Segundo Frederico Meireles, docente e investigador da UTAD, “as áreas residenciais com jardins de proximidade, têm provado ter menor ocorrência de problemas mentais, promovendo a interacção social e o sentimento comunitário, oportunidades de escape às actividades diárias exigentes e espaços para exercício físico, bem como oportunidades para restauração mental e alívio do stress, e também nesta medida, as zonas urbanas próximas dos espaços verdes são mais seguras e menos propensas à violência e ao vandalismo”.
É justamente a vocação dos parques e jardins para a regeneração mental e física do ser humano que vem merecendo a atenção da UTAD, procurando-se com a sua implementação ver provada uma eficiente redução dos custos com a saúde e segurança das sociedades urbanas.
O interesse por esta linha de investigação na UTAD foi iniciado pela docente e arquitectos e restaurativos, utilizando como caso de estudo o campus do Hospital Pedro Hispano, no Porto. Trabalhos e publicações dos últimos três anos no âmbito de um projecto de investigação europeu sobre Hortas Urbanas na Europa, dirigido por Frederico Meireles têm igualmente evidenciado a importância destes espaços para as comunidades e o seu contributo para o bem-estar e restauração mental.
Entretanto, e no âmbito deste mesmo projecto, a jovem investigadora Lina Fernandes tem vindo a estudar o caso da quinta da Associação de Paralisia Cerebral de Vila Real, com o intuito de desenvolver um espaço exterior adaptado às necessidades terapêuticas.
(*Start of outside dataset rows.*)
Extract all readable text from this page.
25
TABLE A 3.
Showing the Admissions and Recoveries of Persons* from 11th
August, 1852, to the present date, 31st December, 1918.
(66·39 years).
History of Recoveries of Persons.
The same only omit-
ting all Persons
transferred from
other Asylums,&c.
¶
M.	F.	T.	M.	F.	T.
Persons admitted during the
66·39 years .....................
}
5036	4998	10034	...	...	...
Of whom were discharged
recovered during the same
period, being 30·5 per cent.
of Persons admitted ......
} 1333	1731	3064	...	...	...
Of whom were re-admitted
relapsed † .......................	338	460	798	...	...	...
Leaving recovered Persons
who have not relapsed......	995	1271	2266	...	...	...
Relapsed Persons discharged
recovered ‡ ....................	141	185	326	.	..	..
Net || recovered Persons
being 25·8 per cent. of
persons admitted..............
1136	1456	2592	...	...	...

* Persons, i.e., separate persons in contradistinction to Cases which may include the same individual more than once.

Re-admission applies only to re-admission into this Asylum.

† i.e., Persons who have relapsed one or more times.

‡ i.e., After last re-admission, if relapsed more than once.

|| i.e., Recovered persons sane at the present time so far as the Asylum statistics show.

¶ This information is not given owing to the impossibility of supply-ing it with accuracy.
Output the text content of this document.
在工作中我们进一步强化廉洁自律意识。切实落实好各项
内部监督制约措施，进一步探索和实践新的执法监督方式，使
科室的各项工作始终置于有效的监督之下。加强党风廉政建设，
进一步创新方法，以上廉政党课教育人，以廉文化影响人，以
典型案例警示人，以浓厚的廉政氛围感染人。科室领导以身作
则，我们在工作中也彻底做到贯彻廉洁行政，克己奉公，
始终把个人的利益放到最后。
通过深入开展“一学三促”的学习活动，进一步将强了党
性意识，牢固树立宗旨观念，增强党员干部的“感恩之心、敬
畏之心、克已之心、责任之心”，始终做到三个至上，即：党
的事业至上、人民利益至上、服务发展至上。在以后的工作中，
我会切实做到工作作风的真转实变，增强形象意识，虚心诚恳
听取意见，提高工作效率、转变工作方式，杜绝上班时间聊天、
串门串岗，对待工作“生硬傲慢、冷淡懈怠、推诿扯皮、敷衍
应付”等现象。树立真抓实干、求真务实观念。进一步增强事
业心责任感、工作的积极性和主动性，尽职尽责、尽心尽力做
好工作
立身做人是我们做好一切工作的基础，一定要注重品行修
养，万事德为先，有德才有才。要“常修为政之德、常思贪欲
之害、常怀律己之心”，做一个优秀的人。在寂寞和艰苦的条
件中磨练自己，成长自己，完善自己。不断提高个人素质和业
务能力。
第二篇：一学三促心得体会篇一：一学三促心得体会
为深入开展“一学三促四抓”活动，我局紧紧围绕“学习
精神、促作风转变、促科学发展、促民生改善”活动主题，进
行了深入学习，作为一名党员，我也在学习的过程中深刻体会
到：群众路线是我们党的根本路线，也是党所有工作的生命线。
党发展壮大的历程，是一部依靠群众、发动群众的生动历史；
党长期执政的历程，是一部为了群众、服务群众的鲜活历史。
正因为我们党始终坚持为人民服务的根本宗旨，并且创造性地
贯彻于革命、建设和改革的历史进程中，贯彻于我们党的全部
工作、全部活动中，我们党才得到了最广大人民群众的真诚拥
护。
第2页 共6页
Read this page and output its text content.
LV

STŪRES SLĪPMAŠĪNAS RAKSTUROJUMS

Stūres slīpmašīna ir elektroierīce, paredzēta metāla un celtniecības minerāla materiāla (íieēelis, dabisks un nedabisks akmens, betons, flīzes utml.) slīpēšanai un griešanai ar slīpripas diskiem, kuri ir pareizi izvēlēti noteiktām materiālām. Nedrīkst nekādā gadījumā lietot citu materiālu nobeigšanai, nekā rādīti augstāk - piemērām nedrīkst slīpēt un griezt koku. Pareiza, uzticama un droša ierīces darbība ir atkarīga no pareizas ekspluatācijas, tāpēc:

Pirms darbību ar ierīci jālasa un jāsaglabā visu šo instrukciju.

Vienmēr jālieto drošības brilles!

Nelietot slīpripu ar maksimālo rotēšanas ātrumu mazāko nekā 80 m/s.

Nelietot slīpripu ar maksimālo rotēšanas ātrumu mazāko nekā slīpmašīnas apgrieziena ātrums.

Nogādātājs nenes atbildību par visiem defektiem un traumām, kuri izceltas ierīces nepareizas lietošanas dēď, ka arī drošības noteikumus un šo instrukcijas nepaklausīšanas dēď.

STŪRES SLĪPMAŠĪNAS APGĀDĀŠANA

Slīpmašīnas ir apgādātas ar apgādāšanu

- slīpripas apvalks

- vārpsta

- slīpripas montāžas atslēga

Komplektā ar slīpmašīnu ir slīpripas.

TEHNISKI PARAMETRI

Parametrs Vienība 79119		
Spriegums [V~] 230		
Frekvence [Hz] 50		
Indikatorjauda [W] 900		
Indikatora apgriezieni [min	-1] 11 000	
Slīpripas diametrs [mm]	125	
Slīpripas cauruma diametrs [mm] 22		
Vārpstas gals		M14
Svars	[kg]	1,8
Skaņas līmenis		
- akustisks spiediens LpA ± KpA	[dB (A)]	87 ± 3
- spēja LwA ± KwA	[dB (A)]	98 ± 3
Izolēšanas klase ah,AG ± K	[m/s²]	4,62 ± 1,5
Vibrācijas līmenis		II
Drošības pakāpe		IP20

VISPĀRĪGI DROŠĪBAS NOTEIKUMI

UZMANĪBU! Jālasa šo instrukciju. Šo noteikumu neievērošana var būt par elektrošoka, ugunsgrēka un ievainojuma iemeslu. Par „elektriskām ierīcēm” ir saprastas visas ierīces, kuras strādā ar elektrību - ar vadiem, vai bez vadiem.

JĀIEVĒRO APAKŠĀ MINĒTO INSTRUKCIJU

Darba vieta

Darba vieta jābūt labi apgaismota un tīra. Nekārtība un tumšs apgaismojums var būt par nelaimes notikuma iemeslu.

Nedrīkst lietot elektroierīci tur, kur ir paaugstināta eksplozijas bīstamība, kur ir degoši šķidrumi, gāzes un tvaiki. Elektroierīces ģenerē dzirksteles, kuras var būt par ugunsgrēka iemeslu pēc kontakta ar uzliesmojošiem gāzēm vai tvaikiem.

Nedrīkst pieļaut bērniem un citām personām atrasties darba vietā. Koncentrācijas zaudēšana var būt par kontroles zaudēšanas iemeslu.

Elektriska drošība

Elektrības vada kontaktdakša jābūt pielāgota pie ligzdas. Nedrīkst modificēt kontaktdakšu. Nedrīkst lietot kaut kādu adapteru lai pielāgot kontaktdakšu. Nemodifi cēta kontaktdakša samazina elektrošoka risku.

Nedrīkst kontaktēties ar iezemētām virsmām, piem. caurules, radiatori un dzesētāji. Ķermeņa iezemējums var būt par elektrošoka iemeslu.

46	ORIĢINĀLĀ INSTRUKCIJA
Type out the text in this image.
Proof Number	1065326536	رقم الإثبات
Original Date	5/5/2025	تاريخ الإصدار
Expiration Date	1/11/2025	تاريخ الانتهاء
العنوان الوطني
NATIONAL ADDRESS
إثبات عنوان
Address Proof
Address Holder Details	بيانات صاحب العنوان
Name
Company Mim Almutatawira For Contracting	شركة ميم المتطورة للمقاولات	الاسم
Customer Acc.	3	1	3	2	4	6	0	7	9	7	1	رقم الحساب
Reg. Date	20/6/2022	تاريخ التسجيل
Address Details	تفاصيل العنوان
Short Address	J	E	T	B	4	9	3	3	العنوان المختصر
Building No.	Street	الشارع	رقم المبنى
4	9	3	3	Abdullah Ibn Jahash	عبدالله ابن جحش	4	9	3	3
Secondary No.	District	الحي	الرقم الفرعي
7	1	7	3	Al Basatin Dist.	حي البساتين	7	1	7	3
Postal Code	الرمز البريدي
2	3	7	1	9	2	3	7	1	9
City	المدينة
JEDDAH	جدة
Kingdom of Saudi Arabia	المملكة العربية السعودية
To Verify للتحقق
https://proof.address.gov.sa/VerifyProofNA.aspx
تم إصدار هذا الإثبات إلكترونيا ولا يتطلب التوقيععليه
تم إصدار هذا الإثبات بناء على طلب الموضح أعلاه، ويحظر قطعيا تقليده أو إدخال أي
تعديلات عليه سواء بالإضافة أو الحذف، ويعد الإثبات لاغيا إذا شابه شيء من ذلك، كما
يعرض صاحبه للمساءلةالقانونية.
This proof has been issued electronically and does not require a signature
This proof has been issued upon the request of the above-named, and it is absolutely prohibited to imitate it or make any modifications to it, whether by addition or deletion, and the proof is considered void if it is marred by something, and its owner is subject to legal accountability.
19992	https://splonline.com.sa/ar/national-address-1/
Mais recentemente o projecto final de mestrado de arquitectura paisagista de Guilherme Fernandes, focou o campus da Associação Portuguesa de Pais e Amigos do Cidadão Deficiente Mental (APPACDM), em Sabrosa, tendo resultado no projecto de um espaço adaptado a utilizadores com necessidades especiais e com capacidade de auxiliar as terapias no espaço exterior.
Outros estudos em desenvolvimento em parques e jardins, pelos professores Frederico Meireles Rodrigues e Sandra Costa, têm também focado o comportamento das pessoas, a sua percepção e a relação emocional que estabelecem com os espaços exteriores.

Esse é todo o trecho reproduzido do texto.